Peru’s Ministry of Culture looks like a cross between a Soviet-era high-rise and an Incan fortress. And, in a tiny office on an upper floor, historian Blanca Alva is rushing through a pile of work.
Alva is in her 50s, and typically wears colorful knit cardigans. She has been deaf since childhood, and communicates by speaking and reading lips. Alva is the key person in charge of defending Peru’s “cultural patrimony,” and it’s a pretty crazy job.
Peru's economy is exploding, and so is the real estate market here. In the capital, Lima, housing has gotten so tight that it's spilled over into some of the country's archaeological sites. Those sites are supposed to be protected, but land traffickers have been selling fake titles, leading people to build homes and even entire neighborhoods on top of important ruins.
Blanca Alva tells a story of how, a few years ago, she had to spend the holidays keeping thousands of people from moving into an archaeological site.
“The squatters closed the highway,” she says. “They threw rocks and launched Molotov cocktails at us. But with the help of police, we were able to carry out the eviction — and that was how I spent Christmas.”
Alva says she’s constantly running up against the limits of her job. For one thing, she heads a team of just four people, including her, and Lima alone has more than 400 ruins.
The Peruvian legal system doesn’t help, either.
“The problem with Peruvian law is that you have to evict people in the first 24 hours. Once the 24 hours are up, you can’t evict; you have to take it to court.”
And in court, it can take years to move people, if it happens at all. Take a site called Necrópolis Miramar, where people have been living for almost 10 years. It’s a dry, windy plain next to a highway, in the seaside district of Ancón. There are about 200 small houses, clustered together, and a lot of trash — broken concrete blocks, diapers, boxers, pantyhose.
There are only a few small signs telling people that it’s a burial site, and at first glance, it doesn’t seem anything special. That was what 24-year-old Flor Gomez thought, when she bought a plot here. The deed later turned out to be a fake, and the site, an important ruin.
“I didn’t know the ruins were right here,” says Gomez. “I said, okay, it must be somewhere nearby. And when I was told that this is Necrópolis Miramar, I started to do research, and that was when I saw the maps, that all of this is part of the archaeological site” — including the ground under the converted shed where Gomez lives with her mother.

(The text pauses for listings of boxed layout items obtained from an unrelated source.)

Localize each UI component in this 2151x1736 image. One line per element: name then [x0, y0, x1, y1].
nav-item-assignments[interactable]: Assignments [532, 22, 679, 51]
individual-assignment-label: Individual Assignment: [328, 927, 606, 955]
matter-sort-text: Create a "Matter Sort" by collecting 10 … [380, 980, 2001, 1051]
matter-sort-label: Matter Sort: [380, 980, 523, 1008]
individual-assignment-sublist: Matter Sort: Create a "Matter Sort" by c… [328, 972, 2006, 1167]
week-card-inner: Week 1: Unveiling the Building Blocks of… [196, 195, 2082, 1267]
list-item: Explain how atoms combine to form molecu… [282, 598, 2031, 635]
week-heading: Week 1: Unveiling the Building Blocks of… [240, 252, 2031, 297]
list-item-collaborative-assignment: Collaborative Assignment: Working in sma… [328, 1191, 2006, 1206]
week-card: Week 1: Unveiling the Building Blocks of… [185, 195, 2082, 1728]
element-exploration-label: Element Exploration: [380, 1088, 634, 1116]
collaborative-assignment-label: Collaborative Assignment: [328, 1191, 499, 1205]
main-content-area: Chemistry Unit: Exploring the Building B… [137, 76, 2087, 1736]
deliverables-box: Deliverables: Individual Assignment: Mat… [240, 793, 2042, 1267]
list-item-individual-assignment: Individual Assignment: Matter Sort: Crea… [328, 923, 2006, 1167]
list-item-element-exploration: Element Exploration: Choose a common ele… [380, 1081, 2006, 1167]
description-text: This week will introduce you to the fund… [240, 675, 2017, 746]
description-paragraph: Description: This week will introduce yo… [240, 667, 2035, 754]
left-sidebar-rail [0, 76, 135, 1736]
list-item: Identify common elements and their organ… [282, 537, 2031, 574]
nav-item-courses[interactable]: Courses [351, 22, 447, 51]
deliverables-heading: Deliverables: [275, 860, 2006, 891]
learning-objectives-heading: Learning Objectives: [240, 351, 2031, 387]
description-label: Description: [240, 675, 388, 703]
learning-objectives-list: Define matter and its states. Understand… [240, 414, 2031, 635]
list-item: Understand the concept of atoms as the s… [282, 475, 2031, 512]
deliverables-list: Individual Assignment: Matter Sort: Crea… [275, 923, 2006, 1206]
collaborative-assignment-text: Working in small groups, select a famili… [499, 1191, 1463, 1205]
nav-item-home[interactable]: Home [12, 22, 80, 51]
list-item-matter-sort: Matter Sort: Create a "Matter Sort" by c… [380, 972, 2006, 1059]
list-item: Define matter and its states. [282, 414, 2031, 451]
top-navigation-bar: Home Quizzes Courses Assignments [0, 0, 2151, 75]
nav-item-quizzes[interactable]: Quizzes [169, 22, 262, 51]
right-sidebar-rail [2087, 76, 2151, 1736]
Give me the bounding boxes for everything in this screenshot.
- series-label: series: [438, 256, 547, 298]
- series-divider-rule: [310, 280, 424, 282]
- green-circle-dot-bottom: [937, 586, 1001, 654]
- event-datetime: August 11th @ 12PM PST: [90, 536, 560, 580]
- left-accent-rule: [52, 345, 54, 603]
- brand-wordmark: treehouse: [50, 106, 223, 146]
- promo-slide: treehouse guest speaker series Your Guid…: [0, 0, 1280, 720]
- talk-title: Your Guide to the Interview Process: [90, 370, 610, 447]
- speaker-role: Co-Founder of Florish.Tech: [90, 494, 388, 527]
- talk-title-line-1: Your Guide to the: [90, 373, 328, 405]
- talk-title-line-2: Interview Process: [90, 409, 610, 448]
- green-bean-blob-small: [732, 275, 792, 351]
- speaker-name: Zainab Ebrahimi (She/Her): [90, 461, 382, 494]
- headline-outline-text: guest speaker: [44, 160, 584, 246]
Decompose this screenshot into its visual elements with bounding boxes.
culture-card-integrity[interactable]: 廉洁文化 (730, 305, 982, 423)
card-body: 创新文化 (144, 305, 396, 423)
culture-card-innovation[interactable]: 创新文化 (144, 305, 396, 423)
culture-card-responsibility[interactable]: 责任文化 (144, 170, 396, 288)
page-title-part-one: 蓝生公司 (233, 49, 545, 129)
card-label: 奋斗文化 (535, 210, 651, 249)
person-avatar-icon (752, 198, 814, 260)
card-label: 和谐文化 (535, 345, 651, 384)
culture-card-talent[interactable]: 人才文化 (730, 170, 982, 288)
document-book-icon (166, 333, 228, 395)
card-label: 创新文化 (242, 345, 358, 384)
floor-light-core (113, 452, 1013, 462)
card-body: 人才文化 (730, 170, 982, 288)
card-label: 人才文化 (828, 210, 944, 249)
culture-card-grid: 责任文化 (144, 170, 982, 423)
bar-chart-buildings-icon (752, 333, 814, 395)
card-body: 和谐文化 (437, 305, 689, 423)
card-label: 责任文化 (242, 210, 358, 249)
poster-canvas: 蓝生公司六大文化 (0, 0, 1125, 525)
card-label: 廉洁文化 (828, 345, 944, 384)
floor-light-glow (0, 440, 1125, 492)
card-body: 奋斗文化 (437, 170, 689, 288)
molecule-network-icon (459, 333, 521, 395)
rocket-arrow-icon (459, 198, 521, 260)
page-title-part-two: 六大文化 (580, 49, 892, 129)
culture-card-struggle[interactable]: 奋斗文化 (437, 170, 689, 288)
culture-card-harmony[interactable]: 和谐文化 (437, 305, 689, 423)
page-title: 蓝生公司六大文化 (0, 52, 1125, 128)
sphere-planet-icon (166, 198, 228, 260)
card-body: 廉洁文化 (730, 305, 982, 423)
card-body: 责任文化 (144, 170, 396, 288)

Gomez, who herself studies history, says she was shocked to learn she was living atop a pre-Hispanic cemetery.
And local officials do little to keep more people from moving in. Jorge Arellanos is a municipal employee in charge of sites like Necrópolis Miramar. On a recent visit to the site, he conceded that it was his first time at the ruins. And he refused to go near Gomez, or any of the homes.
“It’s a security issue,” he said. “People always get defensive, since they think we want to kick them out. Culturally, we should do it. But, legally, they know that we don’t control that area, and that we can’t do it.”
Lack of cooperation from local governments and police, says Blanca Alva, makes it hard for her team to protect sites.
“We’re like firefighters, and we don’t have the resources or the people. An archaeologist calls and says, come quickly, they’re destroying an ancient wall, and it takes us two hours to get there. By the time we do, it’s been destroyed.”
As housing prices in Lima increase, so do takeovers of important ruins. Alva says in the first half of this year alone, there were 71 takeovers.
“The land traffickers are very enterprising. They advance every day, four or five more houses. And they know that I can’t be there every day.”
But that doesn’t stop her from trying.
Annie Murphy's report is part of our partnership with Radio Ambulante.